For the game of Warhammer 40,000 the normal play area is 6′x4′, more usefully in inches 72″x48″.
Most of the game activities revolve around actions that depend on distance (e,g, moving, shooting, assaulting) and these actions almost always have distances that are 6″ or a multiple thereof (e.g. 6″ moves, d6″ run, 12″ rapid fire etc). So, before the game starts, it is useful to imagine the tabletop in 6″x6″ squares (so the playing area will be 12 squares wide by 8 squares deep).
This will help gauge weapon ranges, how long it will take to get from point A to point B etc. It won’t give accurate results, but it will give you a ballpark, and will let you know if something is definitely impossible. It’s inexact because a) you’re guessing, and b) most of what you do will be diagonal – so the orthogonal distances that square counting gets you won’t be right.
To overcome A requires experience, good spatial reasoning, and some practice (ie set up a tabletop and guess the various ranges, measure and see how you did).
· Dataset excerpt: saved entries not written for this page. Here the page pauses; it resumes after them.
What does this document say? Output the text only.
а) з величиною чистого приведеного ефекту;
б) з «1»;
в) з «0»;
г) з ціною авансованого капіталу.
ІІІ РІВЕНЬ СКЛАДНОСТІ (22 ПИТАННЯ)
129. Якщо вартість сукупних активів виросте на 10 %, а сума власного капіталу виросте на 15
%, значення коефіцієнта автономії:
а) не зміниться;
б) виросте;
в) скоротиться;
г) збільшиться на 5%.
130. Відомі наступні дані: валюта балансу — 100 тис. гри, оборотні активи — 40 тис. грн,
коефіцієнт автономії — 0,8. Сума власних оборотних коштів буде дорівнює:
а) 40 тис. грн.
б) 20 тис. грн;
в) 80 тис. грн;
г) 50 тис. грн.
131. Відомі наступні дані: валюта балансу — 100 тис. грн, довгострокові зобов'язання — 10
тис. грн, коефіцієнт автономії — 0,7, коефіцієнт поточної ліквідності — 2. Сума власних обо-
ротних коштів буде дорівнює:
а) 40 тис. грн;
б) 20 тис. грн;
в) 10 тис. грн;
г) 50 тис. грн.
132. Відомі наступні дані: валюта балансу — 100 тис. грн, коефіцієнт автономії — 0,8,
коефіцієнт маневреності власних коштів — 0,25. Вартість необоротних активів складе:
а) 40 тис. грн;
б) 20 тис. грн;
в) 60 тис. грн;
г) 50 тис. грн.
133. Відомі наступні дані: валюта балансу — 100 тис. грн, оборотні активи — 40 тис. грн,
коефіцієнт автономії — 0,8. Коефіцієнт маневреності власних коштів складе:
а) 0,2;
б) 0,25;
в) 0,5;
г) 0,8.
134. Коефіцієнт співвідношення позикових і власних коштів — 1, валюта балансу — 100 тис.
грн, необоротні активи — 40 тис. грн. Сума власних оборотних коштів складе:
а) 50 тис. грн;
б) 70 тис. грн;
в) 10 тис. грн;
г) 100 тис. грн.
To overcome B I’d suggest the following – imagine the rectangle that has one corner on your starting point, and the opposite corner on your end point. Add the longest side of the rectangle to half the shortest side and you will get a good approximation of the true distance.
So when assessing the battlefield, consider the deployment zones, terrain, and objectives – imagine your 6″x6x grid and start to consider what you can do, not just in this turn – but right through to game end. Just as an example, say at turn 2 you want to decide which units to send to which objectives; it is easy to underestimate how long it will take to get there – the grid will let you know if reaching that point is possible at all within the time available. For example a footslogging unit walking on turn 1 in a dawn of war scenario will not be able to make it to the opponents edge of the table even if they go in a straight line with no obstacles – unless they forego shooting for running.
Before the game starts, and during every turn, look at distances and consider them in terms of game turns to get there, or ranges required to shoot there, etc etc. Look at your opponent’s position and do the same to gauge what he can do, and what he may be going for. Don’t forget to use legal measurement to check your estimates during the game, for example movement and range after declaring shooting (yours and your opponents!)
Now stop reading this, and go practice eyeballing the tabletop.